Paul’s mother Mollie has been in the forefront of helping consumers make the most of turkey – famed for her advice on roasting a turkey upside down so the fat trickles down through the breast meat. The KellyBronze Turkey Cookbook featuring 25 of her favourite recipes was launched at the 25th anniversary event. Sadly, she died six months later aged 80.

Investment in the breeding programme and in the overall business continues to grow. Over the past five years £800,000 has been spent in developing the breeding capacity of pedigree farms in Ayrshire and East Anglia, and in a new pedigree hatchery a Danbury opened last year.

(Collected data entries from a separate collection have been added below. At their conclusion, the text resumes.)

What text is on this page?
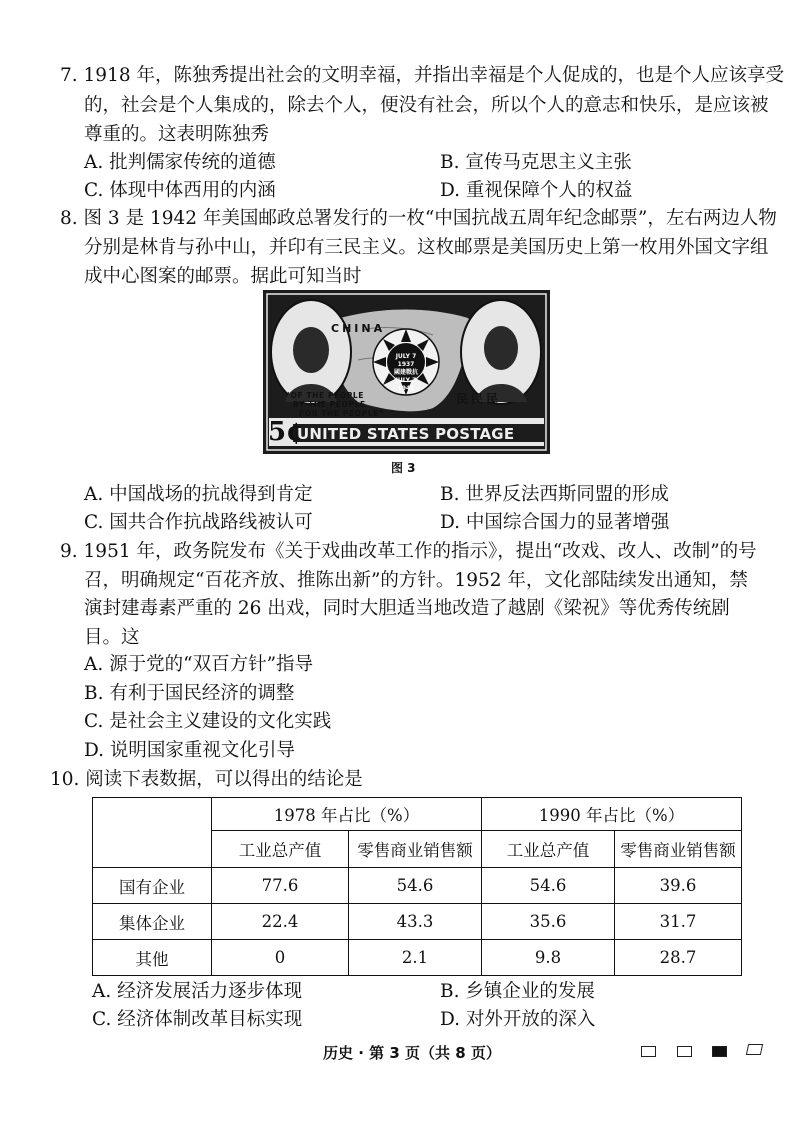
7. 1918 年，陈独秀提出社会的文明幸福，并指出幸福是个人促成的，也是个人应该享受
的，社会是个人集成的，除去个人，便没有社会，所以个人的意志和快乐，是应该被
尊重的。这表明陈独秀
A. 批判儒家传统的道德	B. 宣传马克思主义主张
C. 体现中体西用的内涵	D. 重视保障个人的权益
8. 图 3 是 1942 年美国邮政总署发行的一枚“中国抗战五周年纪念邮票”，左右两边人物
分别是林肯与孙中山，并印有三民主义。这枚邮票是美国历史上第一枚用外国文字组
成中心图案的邮票。据此可知当时
CHINA
JULY 7 1937
國建戰抗
JULY 7 1942
“OF THE PEOPLE
BY THE PEOPLE
FOR THE PEOPLE”
民民民
5¢
UNITED STATES POSTAGE
图 3
A. 中国战场的抗战得到肯定	B. 世界反法西斯同盟的形成
C. 国共合作抗战路线被认可	D. 中国综合国力的显著增强
9. 1951 年，政务院发布《关于戏曲改革工作的指示》，提出“改戏、改人、改制”的号
召，明确规定“百花齐放、推陈出新”的方针。1952 年，文化部陆续发出通知，禁
演封建毒素严重的 26 出戏，同时大胆适当地改造了越剧《梁祝》等优秀传统剧
目。这
A. 源于党的“双百方针”指导
B. 有利于国民经济的调整
C. 是社会主义建设的文化实践
D. 说明国家重视文化引导
10. 阅读下表数据，可以得出的结论是
	1978 年占比（%）		1990 年占比（%）	
	工业总产值	零售商业销售额	工业总产值	零售商业销售额
国有企业	77.6	54.6	54.6	39.6
集体企业	22.4	43.3	35.6	31.7
其他	0	2.1	9.8	28.7
A. 经济发展活力逐步体现	B. 乡镇企业的发展
C. 经济体制改革目标实现	D. 对外开放的深入
历史 · 第 3 页（共 8 页）
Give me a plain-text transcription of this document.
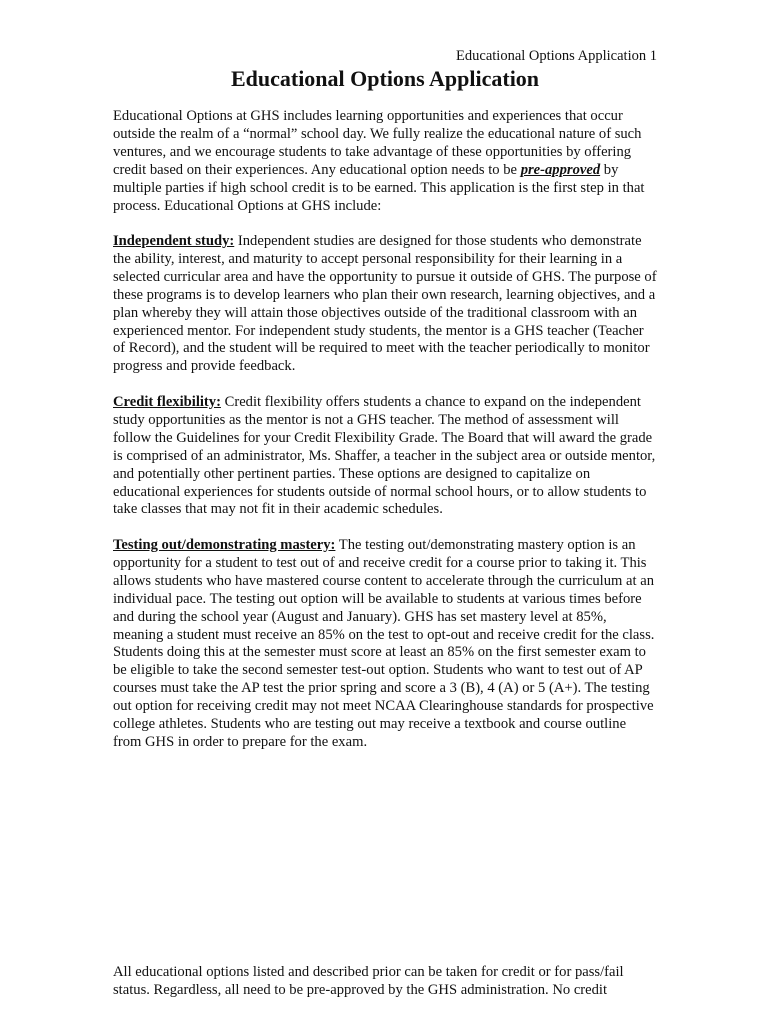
Educational Options Application 1
Educational Options Application

Educational Options at GHS includes learning opportunities and experiences that occur outside the realm of a “normal” school day. We fully realize the educational nature of such ventures, and we encourage students to take advantage of these opportunities by offering credit based on their experiences. Any educational option needs to be pre-approved by multiple parties if high school credit is to be earned. This application is the first step in that process. Educational Options at GHS include:

Independent study: Independent studies are designed for those students who demonstrate the ability, interest, and maturity to accept personal responsibility for their learning in a selected curricular area and have the opportunity to pursue it outside of GHS. The purpose of these programs is to develop learners who plan their own research, learning objectives, and a plan whereby they will attain those objectives outside of the traditional classroom with an experienced mentor. For independent study students, the mentor is a GHS teacher (Teacher of Record), and the student will be required to meet with the teacher periodically to monitor progress and provide feedback.

Credit flexibility: Credit flexibility offers students a chance to expand on the independent study opportunities as the mentor is not a GHS teacher. The method of assessment will follow the Guidelines for your Credit Flexibility Grade. The Board that will award the grade is comprised of an administrator, Ms. Shaffer, a teacher in the subject area or outside mentor, and potentially other pertinent parties. These options are designed to capitalize on educational experiences for students outside of normal school hours, or to allow students to take classes that may not fit in their academic schedules.

Testing out/demonstrating mastery: The testing out/demonstrating mastery option is an opportunity for a student to test out of and receive credit for a course prior to taking it. This allows students who have mastered course content to accelerate through the curriculum at an individual pace. The testing out option will be available to students at various times before and during the school year (August and January). GHS has set mastery level at 85%, meaning a student must receive an 85% on the test to opt-out and receive credit for the class. Students doing this at the semester must score at least an 85% on the first semester exam to be eligible to take the second semester test-out option. Students who want to test out of AP courses must take the AP test the prior spring and score a 3 (B), 4 (A) or 5 (A+). The testing out option for receiving credit may not meet NCAA Clearinghouse standards for prospective college athletes. Students who are testing out may receive a textbook and course outline from GHS in order to prepare for the exam.

All educational options listed and described prior can be taken for credit or for pass/fail status. Regardless, all need to be pre-approved by the GHS administration. No credit
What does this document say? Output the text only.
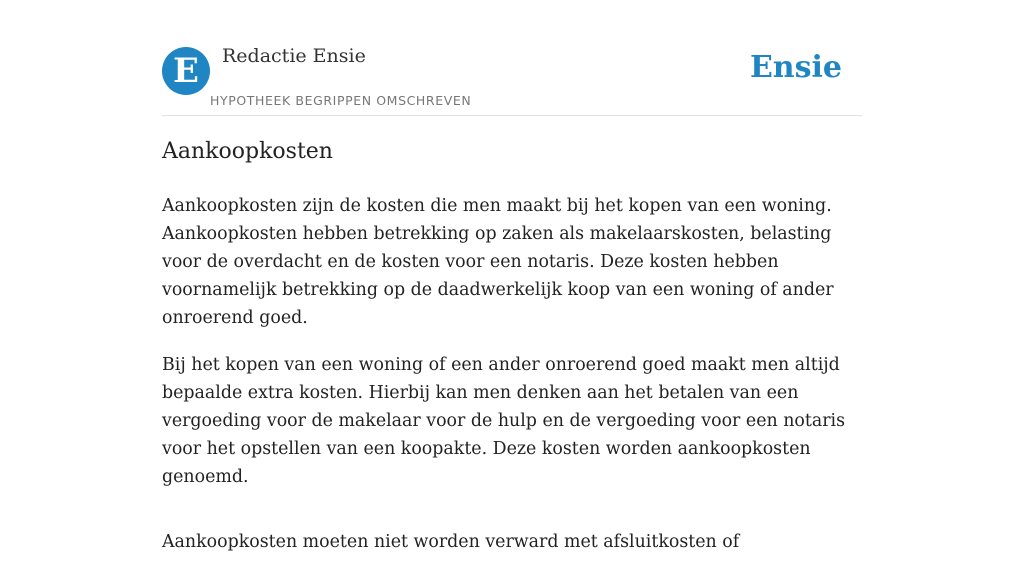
E	Redactie Ensie
HYPOTHEEK BEGRIPPEN OMSCHREVEN
Ensie
Aankoopkosten

Aankoopkosten zijn de kosten die men maakt bij het kopen van een woning. Aankoopkosten hebben betrekking op zaken als makelaarskosten, belasting voor de overdacht en de kosten voor een notaris. Deze kosten hebben voornamelijk betrekking op de daadwerkelijk koop van een woning of ander onroerend goed.

Bij het kopen van een woning of een ander onroerend goed maakt men altijd bepaalde extra kosten. Hierbij kan men denken aan het betalen van een vergoeding voor de makelaar voor de hulp en de vergoeding voor een notaris voor het opstellen van een koopakte. Deze kosten worden aankoopkosten genoemd.

Aankoopkosten moeten niet worden verward met afsluitkosten of
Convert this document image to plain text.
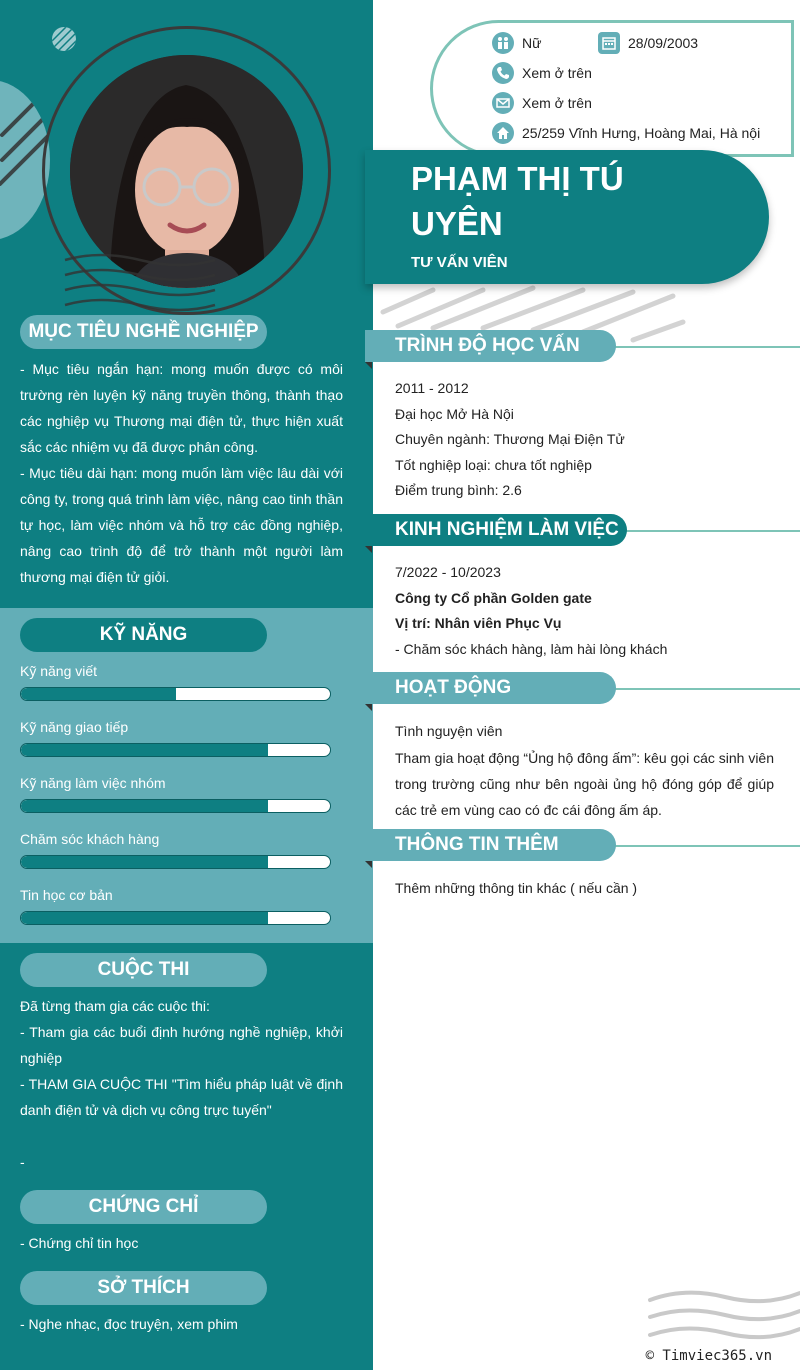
MỤC TIÊU NGHỀ NGHIỆP

- Mục tiêu ngắn hạn: mong muốn được có môi trường rèn luyện kỹ năng truyền thông, thành thạo các nghiệp vụ Thương mại điện tử, thực hiện xuất sắc các nhiệm vụ đã được phân công.

- Mục tiêu dài hạn: mong muốn làm việc lâu dài với công ty, trong quá trình làm việc, nâng cao tinh thần tự học, làm việc nhóm và hỗ trợ các đồng nghiệp, nâng cao trình độ để trở thành một người làm thương mại điện tử giỏi.

KỸ NĂNG
Kỹ năng viết
Kỹ năng giao tiếp
Kỹ năng làm việc nhóm
Chăm sóc khách hàng
Tin học cơ bản
CUỘC THI

Đã từng tham gia các cuộc thi:

- Tham gia các buổi định hướng nghề nghiệp, khởi nghiệp

- THAM GIA CUỘC THI "Tìm hiểu pháp luật về định danh điện tử và dịch vụ công trực tuyến"

-

CHỨNG CHỈ
- Chứng chỉ tin học
SỞ THÍCH
- Nghe nhạc, đọc truyện, xem phim
Nữ	28/09/2003
Xem ở trên
Xem ở trên
25/259 Vĩnh Hưng, Hoàng Mai, Hà nội
PHẠM THỊ TÚ UYÊN
TƯ VẤN VIÊN
TRÌNH ĐỘ HỌC VẤN
2011 - 2012
Đại học Mở Hà Nội
Chuyên ngành: Thương Mại Điện Tử
Tốt nghiệp loại: chưa tốt nghiệp
Điểm trung bình: 2.6
KINH NGHIỆM LÀM VIỆC
7/2022 - 10/2023
Công ty Cổ phần Golden gate
Vị trí: Nhân viên Phục Vụ
- Chăm sóc khách hàng, làm hài lòng khách
HOẠT ĐỘNG
Tình nguyện viên
Tham gia hoạt động “Ủng hộ đông ấm”: kêu gọi các sinh viên trong trường cũng như bên ngoài ủng hộ đóng góp để giúp các trẻ em vùng cao có đc cái đông ấm áp.
THÔNG TIN THÊM
Thêm những thông tin khác ( nếu cần )
© Timviec365.vn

Around the UK locally grown KellyBronze is also available through franchise producers — the KellyBronze Farmers. The scheme was devised in the 1990s and brings local supplies to consumers from Fife to Kent, and from East Anglia to South Wales. The franchisees are situated close to population centres, usually with main road frontage for displaying the eye-catching turkey built of round straw bales.

The reputation of the KellyBronze is continuing to grow in a number of European countries. Kelly’s German partners, Freiland Puten Fahrenzhausen, supply delicatessens and gourmet butchers in Germany and Austria and have won awards at major food shows including Europe’s largest organic food exhibition in Nuremberg.